The pandemic also placed renewed focus on the hot-button issue of diversifying U.S. supply chains and reducing reliance on China, which has been the “factory of the world” for decades. This issue was already under discussion prior to the pandemic and was one of the motivations for President Donald Trump’s trade war with Beijing. When COVID-19 first emerged in China, the country’s factories shut down, causing massive supply chain disruptions for companies dependent on Chinese production. Though the virus eventually spread to the rest of the world, forcing factories everywhere to halt operations, the initial months of the pandemic were still a reminder of the risks of overdependence on one country or region. The next crisis could be China-specific; for instance, the country is currently struggling with power generation, forcing some factory closures. Rising geopolitical tensions between the United States and China could also make continued reliance on China risky. For these reasons, many observers are starting to conclude that rerouting some supply chains would mitigate future risks.

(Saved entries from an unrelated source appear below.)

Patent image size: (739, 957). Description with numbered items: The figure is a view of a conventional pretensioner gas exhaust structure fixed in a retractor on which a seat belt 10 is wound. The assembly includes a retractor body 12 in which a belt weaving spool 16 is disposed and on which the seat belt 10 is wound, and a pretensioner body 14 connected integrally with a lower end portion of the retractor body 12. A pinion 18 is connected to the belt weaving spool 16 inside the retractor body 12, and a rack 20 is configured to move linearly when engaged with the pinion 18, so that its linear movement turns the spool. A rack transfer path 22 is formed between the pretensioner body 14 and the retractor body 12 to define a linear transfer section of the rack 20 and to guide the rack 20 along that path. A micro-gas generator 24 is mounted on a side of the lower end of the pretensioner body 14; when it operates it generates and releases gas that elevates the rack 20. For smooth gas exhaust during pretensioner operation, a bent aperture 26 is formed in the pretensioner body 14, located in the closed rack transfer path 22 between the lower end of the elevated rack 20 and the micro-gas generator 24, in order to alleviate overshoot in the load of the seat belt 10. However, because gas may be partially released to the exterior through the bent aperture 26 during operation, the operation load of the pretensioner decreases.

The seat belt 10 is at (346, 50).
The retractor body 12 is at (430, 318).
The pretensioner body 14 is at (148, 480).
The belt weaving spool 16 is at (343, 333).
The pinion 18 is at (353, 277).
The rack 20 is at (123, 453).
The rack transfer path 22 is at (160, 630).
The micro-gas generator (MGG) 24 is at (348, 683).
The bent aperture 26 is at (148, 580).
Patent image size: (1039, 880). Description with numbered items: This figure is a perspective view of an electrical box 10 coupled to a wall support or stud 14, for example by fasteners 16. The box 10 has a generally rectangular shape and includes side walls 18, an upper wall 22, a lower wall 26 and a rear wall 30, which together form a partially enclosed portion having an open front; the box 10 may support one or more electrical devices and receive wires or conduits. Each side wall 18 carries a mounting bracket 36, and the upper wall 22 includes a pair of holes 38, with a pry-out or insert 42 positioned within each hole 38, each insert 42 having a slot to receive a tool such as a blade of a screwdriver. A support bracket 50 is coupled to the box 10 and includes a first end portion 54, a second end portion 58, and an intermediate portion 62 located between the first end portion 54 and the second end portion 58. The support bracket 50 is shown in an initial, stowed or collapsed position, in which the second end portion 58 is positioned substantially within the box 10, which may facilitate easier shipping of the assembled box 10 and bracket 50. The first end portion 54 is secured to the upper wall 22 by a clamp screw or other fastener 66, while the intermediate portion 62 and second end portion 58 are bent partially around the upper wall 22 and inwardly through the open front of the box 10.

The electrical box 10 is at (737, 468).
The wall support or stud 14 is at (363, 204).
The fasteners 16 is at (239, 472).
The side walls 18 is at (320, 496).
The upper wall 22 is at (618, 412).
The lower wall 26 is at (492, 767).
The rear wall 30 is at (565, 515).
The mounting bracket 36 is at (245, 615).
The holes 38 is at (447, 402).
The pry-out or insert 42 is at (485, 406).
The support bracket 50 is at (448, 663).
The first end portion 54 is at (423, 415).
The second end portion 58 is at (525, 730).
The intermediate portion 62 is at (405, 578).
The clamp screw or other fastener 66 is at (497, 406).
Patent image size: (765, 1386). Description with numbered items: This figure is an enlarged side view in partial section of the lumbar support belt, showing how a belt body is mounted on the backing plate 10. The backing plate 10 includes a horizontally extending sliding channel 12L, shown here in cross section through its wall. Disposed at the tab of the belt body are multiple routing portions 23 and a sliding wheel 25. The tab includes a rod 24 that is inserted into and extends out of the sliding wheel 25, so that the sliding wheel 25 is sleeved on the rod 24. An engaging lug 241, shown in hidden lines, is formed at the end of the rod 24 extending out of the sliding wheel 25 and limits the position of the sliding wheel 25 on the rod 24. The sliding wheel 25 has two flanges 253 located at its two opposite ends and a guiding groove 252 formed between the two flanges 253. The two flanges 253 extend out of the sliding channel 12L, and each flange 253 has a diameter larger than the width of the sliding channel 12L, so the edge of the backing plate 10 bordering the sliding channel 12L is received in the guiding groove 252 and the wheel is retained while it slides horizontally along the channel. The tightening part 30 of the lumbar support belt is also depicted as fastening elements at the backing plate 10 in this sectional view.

The United States should be realistic about its ability to reshore manufacturing to ensure supply chain resilience. This can likely only be done for technologically advanced, research-intensive production such as semiconductor and battery manufacturing. The United States probably cannot compete in more labor-intensive manufacturing due to its higher labor costs. Other developed countries facing the same challenge have devised national policies to reroute some of their production to lower-cost nations other than China. Japan, for example, is incentivizing moving production to countries such as Vietnam and Thailand. Even without a concerted national policy, companies including Apple and Samsung have begun to move some of their production outside China. The Biden administration has noted the need to reduce dependence on China and other countries for strategically significant goods, such as rare earth elements. Nearshoring to countries such as Mexico could both reduce dependence on China and shorten U.S. supply chains for a range of products.

However, even with these steps, China remains perhaps the only country with competitive labor costs, enough skilled labor, and the infrastructure to meet much of the global demand for manufactured goods. It will thus likely remain an important part of global supply chains for the foreseeable future. The goal is not to shut China out of global supply chains, but to diversify supply and reduce overreliance on any one country.

A Real, Risk-Based Understanding

In most companies, the understanding of supply chains is incomplete, often fragmented across the enterprise and viewed through a “cost” perspective. Surveys of chief procurement officers (CPOs) by KPMG, Deloitte, and the Business Continuity Institute have all shown that one-half to two-thirds of these professionals do not have full visibility of their supply chains, and they have almost no visibility into the supply chain below their company’s direct suppliers.  Even as CPOs admit they have a limited view, their risk-management colleagues understand that supply chains can be major vulnerabilities.

Given the experience of the pandemic and the recognition of the lack of visibility and the risks, it is time for data analysis to drive understanding and management of supply chain risk. Modern tools such as scenario analysis, probabilistic and stochastic modeling, and industry-wide event cataloguing can all play roles. Companies should consider adopting formal supplier risk-management policies akin to those that have been a staple for financial services firms for decades. The goal of this work is to develop not just the lowest-cost supply chain, but rather the optimum supply chain, one that is adjusted for risk and uncertainty.

The current supply chain crisis, though likely temporary, should prompt action to address some of these underlying issues that have long plagued the system. Doing so would make supply chains more resilient against the next shock.